Yea, that makes sense. I'm wondering how it works with something like TikTok's Creator Fund [1] or Twitter Blue content creators (who might be compensated in the future), or even Medium.
I'm sure that if TikTok reimbursed a creator for content that was disparaging/illegal, the chain of suit would involve both the creator and TikTok. Barring complex indemnification agreements in whatever contracts were signed. S230 doesn't magically make companies "immune from everything" like a lot of people seem to think. It just correctly clarifies that person A posting on site B generated the content, and is who you should sue first if it's disparaging.
That's "how it works" with the laws in place today, there doesn't seem to be a deficiency.

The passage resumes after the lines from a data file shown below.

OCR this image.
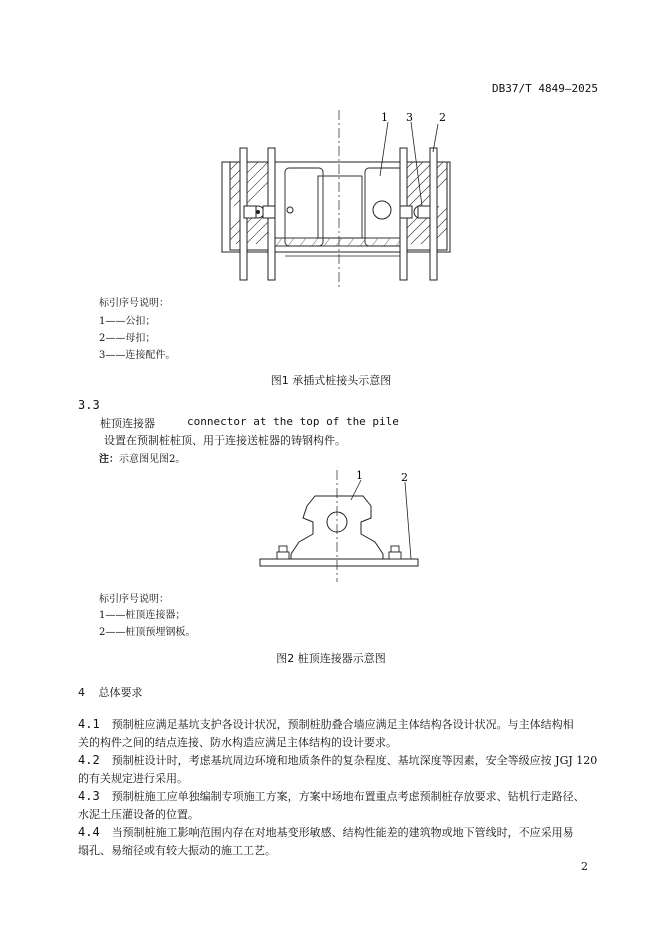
DB37/T 4849—2025
1 3 2
标引序号说明：
1——公扣；
2——母扣；
3——连接配件。
图1 承插式桩接头示意图
3.3
桩顶连接器	connector at the top of the pile
设置在预制桩桩顶、用于连接送桩器的铸钢构件。
注：示意图见图2。
1	2
标引序号说明：
1——桩顶连接器；
2——桩顶预埋钢板。
图2 桩顶连接器示意图
4 总体要求
4.1 预制桩应满足基坑支护各设计状况，预制桩肋叠合墙应满足主体结构各设计状况。与主体结构相
关的构件之间的结点连接、防水构造应满足主体结构的设计要求。
4.2 预制桩设计时，考虑基坑周边环境和地质条件的复杂程度、基坑深度等因素，安全等级应按 JGJ 120
的有关规定进行采用。
4.3 预制桩施工应单独编制专项施工方案，方案中场地布置重点考虑预制桩存放要求、钻机行走路径、
水泥土压灌设备的位置。
4.4 当预制桩施工影响范围内存在对地基变形敏感、结构性能差的建筑物或地下管线时，不应采用易
塌孔、易缩径或有较大振动的施工工艺。
2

This is likely a reason why YT and others demonetize controversial videos - for their own preservation, they don't want to fund the creation of content that might lure a suit.
I don't think anything's broken here. Definitely nothing that would be fixed by this Florida bill.
> S230 doesn't magically make companies "immune from everything" like a lot of people seem to think
However, some companies do think that Section 230 shields them from all liability for their interactive computer services, and lower-level courts seem to agree with them[1].
The case here[1][2] has made its way to the Supreme Court[2], though.